In this project
We will use Devnagiri Handwritten Character Dataset which can be downloaded here.
Also, this project is implemented in Python 3.7.
And, libraries used are-
Design
We will create two classes here.
- Model
- Application
Model class will be responsible for creating a model using character dataset and Application class will recognize Hindi characters in runtime.
We begin here…
model.py
import numpy as np
import pandas as pd
from keras import layers
from keras.layers import Input, Dense, Activation, ZeroPadding2D, BatchNormalization, Flatten, Conv2D
from keras.layers import AveragePooling2D, MaxPooling2D, Dropout, GlobalMaxPooling2D, GlobalAveragePooling2D
from keras.utils import np_utils, print_summary
from keras.models import Sequential
from keras.callbacks import ModelCheckpoint
Load Data
data = pd.read_csv("data.csv")
dataset = np.array(data)
np.random.shuffle(dataset)
X = dataset
Y = dataset
X = X[:, 0:1024]
Y = Y[:, 1024]
Pre-process Data
Train and Test data variables
X_train = X[0:70000, :]
X_train = X_train / 255.
X_test = X[70000:72001, :]
X_test = X_test / 255.
# Reshape
Y = Y.reshape(Y.shape[0],1)
Y_train = Y[0:70000, :]
Y_train = Y_train.T
Y_test = Y[70000:72001, :]
Y_test = Y_test.T
print("number of training examples = " + str(X_train.shape[0]))

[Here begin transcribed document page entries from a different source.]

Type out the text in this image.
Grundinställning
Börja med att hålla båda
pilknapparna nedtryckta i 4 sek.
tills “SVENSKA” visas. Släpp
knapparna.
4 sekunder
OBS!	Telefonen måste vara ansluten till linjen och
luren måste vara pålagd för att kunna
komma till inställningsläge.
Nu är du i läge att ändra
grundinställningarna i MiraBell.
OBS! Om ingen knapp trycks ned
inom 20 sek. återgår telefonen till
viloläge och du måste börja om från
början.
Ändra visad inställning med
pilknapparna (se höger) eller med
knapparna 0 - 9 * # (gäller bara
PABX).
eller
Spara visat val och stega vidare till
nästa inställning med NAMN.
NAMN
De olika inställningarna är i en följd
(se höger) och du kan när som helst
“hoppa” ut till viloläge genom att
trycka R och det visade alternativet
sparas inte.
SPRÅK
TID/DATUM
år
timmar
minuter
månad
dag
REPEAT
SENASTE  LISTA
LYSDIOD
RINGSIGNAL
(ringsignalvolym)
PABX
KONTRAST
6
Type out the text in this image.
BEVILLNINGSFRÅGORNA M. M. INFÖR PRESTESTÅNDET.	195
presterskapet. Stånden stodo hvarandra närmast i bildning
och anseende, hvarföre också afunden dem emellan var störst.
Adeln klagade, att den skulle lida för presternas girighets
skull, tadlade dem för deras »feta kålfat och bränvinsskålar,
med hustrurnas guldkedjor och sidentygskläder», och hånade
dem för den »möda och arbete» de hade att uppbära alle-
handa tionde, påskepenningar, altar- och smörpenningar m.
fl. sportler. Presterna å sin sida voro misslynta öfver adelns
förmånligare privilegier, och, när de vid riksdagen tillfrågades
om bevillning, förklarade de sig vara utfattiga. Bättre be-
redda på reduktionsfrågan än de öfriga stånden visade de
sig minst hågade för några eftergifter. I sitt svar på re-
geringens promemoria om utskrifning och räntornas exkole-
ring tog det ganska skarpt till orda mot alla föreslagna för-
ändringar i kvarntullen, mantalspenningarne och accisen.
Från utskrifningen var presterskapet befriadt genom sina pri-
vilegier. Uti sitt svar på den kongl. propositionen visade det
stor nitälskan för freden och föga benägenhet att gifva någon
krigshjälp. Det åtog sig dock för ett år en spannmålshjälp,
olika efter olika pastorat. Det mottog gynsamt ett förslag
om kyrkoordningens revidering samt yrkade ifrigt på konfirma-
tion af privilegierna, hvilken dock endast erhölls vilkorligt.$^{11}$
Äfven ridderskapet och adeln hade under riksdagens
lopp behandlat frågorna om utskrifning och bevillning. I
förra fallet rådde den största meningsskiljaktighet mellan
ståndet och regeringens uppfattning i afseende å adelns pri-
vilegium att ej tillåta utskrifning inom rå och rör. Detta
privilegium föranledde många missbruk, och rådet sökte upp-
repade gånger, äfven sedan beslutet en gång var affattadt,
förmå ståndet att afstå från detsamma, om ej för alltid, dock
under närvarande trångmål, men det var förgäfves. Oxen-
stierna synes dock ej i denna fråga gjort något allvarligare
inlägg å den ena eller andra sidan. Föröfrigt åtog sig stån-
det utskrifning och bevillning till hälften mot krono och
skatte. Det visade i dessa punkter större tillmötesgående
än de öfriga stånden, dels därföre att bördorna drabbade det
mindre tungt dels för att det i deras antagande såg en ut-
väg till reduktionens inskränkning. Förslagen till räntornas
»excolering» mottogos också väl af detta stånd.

print("number of test examples = " + str(X_test.shape[0]))
print("X_train shape: " + str(X_train.shape))
print("Y_train shape: " + str(Y_train.shape))
print("X_test shape: " + str(X_test.shape))
print("Y_test shape: " + str(Y_test.shape))
Lets see what we have
number of training examples = 70000
number of test examples = 2000
X_train shape: (70000, 1024)
Y_train shape: (1, 70000)
X_test shape: (2000, 1024)
Y_test shape: (1, 2000)
Back to code…
image_x = 32
image_y = 32
train_y = np_utils.to_categorical(Y_train)
test_y = np_utils.to_categorical(Y_test)
train_y = train_y.reshape(train_y.shape[1],train_y.shape[2])
test_y = test_y.reshape(test_y.shape[1],test_y.shape[2])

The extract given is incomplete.